Com o novo Inside Out, a Pixar desafia as matrizes tradicionais das histórias de ambiente familiar — este texto foi publicado no Diário de Notícias (18 Junho), com o título 'Novos usos e costumes'.
A classificação da Pixar como o “paraíso” das imagens digitais deve ser avaliada para além da visão pitoresca com que tantas vezes são problematizadas as transformações tecnológicas. Não se trata, entenda-se, de diminuir o papel determinante que o estúdio tem desempenhado num fenómeno realmente transversal — a reconversão digital global —, capaz de transfigurar o cinema desde as condições de produção até às formas de difusão. Trata-se, isso sim, de lembrar que, através das suas histórias, a Pixar tem sido também uma fábrica narrativa apostada em discutir as regras clássicas de representação dos humanos e respectivas relações. O emblemático Toy Story (1995) não era uma aventura vivida num espaço “invisível” para os olhares humanos?

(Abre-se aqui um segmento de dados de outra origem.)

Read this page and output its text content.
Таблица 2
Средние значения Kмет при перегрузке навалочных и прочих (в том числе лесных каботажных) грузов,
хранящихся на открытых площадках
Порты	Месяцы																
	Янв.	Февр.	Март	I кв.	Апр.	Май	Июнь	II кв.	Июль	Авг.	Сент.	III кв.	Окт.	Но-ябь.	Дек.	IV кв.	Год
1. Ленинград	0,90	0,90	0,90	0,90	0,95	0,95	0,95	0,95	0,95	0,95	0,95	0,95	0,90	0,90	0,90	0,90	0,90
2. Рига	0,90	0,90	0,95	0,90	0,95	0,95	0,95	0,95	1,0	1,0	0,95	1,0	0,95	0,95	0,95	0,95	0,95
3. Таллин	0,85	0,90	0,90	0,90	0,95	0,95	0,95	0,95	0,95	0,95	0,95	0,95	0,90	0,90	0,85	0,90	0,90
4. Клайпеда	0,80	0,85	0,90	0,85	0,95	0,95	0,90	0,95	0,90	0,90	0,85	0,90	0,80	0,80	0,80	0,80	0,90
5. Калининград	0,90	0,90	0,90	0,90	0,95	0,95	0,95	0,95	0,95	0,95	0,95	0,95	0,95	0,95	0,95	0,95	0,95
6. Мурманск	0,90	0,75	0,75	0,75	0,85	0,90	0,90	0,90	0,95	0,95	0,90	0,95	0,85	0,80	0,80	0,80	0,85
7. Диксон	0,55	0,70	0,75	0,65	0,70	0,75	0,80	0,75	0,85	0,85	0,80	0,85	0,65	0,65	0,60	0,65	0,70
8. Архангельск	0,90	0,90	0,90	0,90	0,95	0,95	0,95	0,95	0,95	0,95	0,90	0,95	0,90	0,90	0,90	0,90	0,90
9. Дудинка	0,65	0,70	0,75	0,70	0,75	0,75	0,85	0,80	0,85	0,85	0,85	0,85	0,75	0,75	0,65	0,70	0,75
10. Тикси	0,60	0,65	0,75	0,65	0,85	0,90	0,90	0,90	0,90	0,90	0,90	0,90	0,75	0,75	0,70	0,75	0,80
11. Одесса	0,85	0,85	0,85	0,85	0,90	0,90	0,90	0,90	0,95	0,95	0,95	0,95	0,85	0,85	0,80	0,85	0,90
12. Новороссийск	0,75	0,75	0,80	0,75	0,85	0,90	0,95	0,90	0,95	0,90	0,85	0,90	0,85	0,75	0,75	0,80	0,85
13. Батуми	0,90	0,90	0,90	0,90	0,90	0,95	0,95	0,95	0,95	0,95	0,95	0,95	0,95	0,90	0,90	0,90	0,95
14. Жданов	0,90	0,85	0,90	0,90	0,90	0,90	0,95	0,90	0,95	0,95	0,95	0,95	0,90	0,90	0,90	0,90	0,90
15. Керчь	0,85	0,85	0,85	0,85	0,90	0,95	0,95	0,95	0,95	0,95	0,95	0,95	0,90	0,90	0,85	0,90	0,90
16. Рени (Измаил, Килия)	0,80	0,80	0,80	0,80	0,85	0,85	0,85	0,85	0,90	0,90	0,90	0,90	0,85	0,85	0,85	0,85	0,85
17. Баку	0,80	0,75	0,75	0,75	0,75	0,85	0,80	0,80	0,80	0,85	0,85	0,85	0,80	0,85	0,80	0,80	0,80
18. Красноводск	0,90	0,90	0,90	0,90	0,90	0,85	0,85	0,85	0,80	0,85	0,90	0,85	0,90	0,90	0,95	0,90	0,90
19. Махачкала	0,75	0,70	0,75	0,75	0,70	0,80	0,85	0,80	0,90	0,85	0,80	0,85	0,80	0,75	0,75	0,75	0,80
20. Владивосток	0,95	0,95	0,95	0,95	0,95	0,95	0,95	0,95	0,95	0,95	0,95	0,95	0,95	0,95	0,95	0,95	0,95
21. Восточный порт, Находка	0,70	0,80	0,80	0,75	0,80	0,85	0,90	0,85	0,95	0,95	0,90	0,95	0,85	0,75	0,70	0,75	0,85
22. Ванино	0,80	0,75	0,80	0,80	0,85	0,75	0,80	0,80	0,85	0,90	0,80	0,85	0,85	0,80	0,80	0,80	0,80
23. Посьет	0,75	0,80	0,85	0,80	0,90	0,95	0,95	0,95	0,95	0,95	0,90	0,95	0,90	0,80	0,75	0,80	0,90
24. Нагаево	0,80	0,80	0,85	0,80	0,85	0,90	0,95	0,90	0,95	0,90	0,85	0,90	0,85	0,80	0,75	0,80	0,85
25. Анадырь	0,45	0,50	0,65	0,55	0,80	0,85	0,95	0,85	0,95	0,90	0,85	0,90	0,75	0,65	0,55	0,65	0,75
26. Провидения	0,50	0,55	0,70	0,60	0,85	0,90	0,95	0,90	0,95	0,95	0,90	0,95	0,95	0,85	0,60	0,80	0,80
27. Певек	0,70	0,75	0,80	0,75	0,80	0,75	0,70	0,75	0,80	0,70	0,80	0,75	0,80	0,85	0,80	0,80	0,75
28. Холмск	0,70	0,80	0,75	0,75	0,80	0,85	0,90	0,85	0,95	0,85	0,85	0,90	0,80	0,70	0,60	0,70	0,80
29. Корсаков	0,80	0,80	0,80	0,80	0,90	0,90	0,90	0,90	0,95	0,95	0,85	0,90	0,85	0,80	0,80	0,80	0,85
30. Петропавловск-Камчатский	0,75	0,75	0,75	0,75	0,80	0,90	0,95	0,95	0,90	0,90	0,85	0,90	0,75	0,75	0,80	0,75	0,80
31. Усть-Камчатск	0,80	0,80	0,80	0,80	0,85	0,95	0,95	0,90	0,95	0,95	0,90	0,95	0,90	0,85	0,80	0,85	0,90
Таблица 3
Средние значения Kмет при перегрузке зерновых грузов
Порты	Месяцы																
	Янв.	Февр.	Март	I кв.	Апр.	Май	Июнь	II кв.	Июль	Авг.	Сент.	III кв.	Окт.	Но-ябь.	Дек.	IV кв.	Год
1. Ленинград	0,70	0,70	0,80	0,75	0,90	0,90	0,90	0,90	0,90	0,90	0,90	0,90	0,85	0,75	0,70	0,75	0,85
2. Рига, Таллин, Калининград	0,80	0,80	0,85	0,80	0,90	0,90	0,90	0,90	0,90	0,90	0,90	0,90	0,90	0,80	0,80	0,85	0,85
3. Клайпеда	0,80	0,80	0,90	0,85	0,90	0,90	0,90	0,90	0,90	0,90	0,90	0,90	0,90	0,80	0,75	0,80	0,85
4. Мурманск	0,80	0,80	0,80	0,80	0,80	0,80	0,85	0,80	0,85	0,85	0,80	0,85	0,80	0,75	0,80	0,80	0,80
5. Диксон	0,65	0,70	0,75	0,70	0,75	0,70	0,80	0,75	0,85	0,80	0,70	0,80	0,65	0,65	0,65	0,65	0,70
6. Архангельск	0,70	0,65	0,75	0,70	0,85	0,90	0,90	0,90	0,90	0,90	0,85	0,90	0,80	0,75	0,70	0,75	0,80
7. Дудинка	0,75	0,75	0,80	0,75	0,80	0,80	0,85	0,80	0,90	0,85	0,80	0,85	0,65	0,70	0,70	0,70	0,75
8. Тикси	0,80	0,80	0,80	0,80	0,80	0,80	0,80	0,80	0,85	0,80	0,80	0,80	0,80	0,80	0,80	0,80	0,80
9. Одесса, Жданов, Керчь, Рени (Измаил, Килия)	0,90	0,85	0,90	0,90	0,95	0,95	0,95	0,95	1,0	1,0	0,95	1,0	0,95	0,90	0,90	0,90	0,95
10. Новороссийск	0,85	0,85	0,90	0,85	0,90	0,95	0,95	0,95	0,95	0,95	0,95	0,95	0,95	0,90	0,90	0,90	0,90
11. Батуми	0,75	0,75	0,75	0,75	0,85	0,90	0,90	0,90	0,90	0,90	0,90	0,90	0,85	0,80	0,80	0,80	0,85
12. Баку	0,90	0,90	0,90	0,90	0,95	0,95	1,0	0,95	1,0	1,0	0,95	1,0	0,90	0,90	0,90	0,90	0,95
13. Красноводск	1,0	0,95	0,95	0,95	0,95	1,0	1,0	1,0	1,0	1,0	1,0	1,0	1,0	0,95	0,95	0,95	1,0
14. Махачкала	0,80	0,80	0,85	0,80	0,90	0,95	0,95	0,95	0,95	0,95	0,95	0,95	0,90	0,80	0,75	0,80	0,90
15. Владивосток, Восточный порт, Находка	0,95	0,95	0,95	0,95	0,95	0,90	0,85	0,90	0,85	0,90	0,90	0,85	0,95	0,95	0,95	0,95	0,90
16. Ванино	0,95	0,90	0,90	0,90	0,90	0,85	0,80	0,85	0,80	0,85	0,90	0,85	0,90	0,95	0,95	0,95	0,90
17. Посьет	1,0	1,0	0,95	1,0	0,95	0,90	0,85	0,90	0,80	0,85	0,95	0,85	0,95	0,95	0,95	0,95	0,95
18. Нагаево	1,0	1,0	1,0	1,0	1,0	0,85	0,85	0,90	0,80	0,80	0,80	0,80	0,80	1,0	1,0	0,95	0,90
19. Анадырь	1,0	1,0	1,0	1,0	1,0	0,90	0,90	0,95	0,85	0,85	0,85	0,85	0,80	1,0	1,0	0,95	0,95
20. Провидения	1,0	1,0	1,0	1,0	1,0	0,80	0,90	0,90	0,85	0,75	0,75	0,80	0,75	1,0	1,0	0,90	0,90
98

O caso de Divertida-Mente [Inside Out] tem um valor ainda mais sintomático, de ressonâncias simbólicas porventura muito mais complexas do que podemos pressentir numa primeira aproximação. O filme abandona a matriz tradicional de encenação das crianças através da família (de acordo com a herança dos estúdios Disney), dando-nos a ver a pequena Riley como um computador gerido por cinco programas básicos (as cinco emoções que habitam o seu cérebro: Alegria, Tristeza, Medo, Repulsa e Raiva). Passamos, assim, da ambiência familiar para personagens cujo comportamento passou a definir-se por elementos virtuais. O essencial de Divertida-Mente acontece mesmo no interior da cabeça de Riley, encenada como uma verdadeira central informática.
Que está em jogo, então? Algo que acaba por escapar ao não muito feliz título português. Tudo acontece nas relações “dentro & fora” (Inside Out), de acordo com uma lógica capaz de desafiar todos os padrões clássicos de caracterização psicológica. Ou ainda: a revolução de usos e costumes começa nas nossas crianças.